Control requires career capital and control that is acquired without enough carrier capital is not sustainable at all. You have to be good at something rare and valuable that you can exchange for your capital.
Another common control trap is that once you have enough capital to acquire more freedom or control in your working life then you will become so valuable for your employer that they will fight for fight your efforts to gain more autonomy.
The employer will resist your move with more money and prestige instead of control.
Avoiding the control traps
If you want to avoid these control traps, you have to follow the law of financial viability.
“Do what people are willing to pay for.” You don’t pursue money but aiming for money makes you valuable.
Only move forward if you have evidence that people are willing to pay for what you will do. Until then stick with where you are and what you do.
Think Small, Act Big(The power of mission)
Missions direct your energy and focus towards a useful goal to maximize your impact on the world.

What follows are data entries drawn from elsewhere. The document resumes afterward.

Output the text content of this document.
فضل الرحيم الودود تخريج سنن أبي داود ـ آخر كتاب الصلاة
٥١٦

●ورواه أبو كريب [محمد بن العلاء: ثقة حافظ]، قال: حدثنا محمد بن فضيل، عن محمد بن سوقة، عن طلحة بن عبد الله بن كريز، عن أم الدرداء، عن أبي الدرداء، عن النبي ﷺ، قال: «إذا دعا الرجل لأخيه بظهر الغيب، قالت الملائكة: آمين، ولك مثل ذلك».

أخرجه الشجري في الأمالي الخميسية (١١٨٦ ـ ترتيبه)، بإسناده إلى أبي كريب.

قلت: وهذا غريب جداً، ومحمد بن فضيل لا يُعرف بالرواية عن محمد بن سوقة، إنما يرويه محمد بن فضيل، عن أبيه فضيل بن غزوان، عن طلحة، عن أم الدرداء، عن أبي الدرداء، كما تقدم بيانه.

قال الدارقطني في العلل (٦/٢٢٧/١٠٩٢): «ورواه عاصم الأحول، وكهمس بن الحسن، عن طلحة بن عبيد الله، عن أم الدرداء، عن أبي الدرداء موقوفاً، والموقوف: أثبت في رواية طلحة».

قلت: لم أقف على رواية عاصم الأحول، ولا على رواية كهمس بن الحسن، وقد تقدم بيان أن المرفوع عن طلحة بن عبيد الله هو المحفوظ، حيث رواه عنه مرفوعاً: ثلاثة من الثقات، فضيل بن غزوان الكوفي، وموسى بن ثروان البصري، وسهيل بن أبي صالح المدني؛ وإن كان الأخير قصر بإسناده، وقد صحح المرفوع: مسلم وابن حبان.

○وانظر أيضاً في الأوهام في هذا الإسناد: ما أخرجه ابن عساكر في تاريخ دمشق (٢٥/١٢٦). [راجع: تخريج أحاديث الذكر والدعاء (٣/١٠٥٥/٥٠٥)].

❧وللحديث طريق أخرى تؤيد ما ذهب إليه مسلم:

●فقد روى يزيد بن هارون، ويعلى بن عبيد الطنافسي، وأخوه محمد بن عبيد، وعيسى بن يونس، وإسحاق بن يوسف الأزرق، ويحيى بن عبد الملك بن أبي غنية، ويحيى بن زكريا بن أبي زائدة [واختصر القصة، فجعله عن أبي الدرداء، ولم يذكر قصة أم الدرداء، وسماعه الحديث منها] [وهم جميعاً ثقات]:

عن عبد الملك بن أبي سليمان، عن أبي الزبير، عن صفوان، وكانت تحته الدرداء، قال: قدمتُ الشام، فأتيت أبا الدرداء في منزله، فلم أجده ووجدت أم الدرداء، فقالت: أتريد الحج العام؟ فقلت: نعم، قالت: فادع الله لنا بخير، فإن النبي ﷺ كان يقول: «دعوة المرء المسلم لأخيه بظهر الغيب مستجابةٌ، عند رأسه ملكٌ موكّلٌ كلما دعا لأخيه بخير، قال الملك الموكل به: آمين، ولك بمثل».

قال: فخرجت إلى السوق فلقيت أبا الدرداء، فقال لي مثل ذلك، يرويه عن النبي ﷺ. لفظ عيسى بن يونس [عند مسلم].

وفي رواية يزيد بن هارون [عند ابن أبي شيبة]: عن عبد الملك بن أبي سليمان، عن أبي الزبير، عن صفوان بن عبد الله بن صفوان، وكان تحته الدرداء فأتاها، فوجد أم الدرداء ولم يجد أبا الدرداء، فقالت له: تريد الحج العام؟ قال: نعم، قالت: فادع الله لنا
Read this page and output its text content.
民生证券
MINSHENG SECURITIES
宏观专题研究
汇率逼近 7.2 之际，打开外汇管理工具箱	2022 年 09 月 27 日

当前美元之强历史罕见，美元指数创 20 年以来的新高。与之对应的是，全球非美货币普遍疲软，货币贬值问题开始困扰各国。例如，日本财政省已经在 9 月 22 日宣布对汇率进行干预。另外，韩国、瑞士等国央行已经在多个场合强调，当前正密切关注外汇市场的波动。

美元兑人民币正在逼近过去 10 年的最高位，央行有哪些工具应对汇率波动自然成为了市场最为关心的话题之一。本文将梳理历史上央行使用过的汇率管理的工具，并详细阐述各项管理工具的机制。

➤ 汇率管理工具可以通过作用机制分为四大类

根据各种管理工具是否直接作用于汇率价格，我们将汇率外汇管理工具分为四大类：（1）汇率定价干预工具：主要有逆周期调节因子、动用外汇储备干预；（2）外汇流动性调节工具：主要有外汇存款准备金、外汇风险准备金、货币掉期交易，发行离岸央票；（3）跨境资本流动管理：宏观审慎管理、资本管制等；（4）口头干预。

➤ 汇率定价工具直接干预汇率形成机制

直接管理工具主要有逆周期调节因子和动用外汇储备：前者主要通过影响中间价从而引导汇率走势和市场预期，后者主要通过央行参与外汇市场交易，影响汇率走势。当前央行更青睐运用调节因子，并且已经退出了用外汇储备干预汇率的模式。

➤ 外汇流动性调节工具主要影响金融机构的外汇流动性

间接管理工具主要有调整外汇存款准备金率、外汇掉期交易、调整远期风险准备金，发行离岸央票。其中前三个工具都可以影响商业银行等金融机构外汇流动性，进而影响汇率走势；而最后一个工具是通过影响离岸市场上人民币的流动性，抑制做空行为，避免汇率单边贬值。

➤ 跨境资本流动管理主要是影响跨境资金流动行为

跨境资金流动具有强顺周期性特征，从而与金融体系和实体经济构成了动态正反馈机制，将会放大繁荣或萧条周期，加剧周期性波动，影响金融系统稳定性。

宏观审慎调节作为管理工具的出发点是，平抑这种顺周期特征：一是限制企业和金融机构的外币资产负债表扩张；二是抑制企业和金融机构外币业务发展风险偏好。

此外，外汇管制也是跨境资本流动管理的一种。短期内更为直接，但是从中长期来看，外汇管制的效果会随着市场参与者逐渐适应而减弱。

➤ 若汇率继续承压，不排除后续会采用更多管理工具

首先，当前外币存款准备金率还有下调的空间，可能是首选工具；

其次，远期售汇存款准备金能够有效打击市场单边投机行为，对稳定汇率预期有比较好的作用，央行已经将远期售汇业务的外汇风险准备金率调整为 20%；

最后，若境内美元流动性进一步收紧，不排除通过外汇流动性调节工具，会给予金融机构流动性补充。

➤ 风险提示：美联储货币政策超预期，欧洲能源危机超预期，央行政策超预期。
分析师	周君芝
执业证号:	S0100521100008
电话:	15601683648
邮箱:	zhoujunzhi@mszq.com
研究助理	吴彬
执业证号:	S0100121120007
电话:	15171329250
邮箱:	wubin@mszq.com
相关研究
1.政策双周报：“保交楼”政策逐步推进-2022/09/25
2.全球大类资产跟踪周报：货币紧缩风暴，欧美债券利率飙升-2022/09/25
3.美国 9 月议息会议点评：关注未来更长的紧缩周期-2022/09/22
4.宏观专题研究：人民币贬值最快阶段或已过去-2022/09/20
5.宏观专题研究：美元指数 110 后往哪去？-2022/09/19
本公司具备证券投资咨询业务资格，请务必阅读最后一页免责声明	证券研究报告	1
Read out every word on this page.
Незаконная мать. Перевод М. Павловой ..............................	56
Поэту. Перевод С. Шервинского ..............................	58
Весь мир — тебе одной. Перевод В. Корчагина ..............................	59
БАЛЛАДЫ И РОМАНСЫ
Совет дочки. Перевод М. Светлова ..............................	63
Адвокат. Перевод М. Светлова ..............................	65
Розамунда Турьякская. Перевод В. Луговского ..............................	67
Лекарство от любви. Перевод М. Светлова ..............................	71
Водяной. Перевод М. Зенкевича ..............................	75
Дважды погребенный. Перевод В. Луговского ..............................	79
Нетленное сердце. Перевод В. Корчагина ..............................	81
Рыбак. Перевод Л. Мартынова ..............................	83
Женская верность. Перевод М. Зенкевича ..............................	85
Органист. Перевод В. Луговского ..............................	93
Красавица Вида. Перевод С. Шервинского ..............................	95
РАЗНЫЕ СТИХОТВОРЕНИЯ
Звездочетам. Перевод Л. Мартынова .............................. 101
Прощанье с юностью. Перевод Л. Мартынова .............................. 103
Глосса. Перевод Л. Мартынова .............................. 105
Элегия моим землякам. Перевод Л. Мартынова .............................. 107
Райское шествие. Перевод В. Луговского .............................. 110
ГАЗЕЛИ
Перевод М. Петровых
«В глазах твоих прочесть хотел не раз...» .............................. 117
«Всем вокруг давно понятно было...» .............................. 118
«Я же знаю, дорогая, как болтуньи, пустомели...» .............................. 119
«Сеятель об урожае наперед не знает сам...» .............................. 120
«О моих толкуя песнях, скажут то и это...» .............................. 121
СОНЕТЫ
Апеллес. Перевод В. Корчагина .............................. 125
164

Missions are powerful to introduce in your working life, but they’re also fickle. They require careful coaxing to make them a reality.
Don’t think of a world-changing idea. Instead, begin with a narrow niche where you can get to the cutting edge.
Missions require little bets
Little bets maximize the chances of your success with small but concrete experiments that return concrete feedback.
When you begin with a series of little bets instead of a big idea or planning out everything in advance, you move in a good direction.
Little bets are bite-sized. So they take a few months at most. But you learn critical information from the little failures and small but significant wins.
Missions require marketing
You’re either remarkable or invisible.
The law of remarkability
If you want a mission-driven project to succeed, it must compel people who encounter it to remark about it to others and it must be launched in a venue that supports such remarking.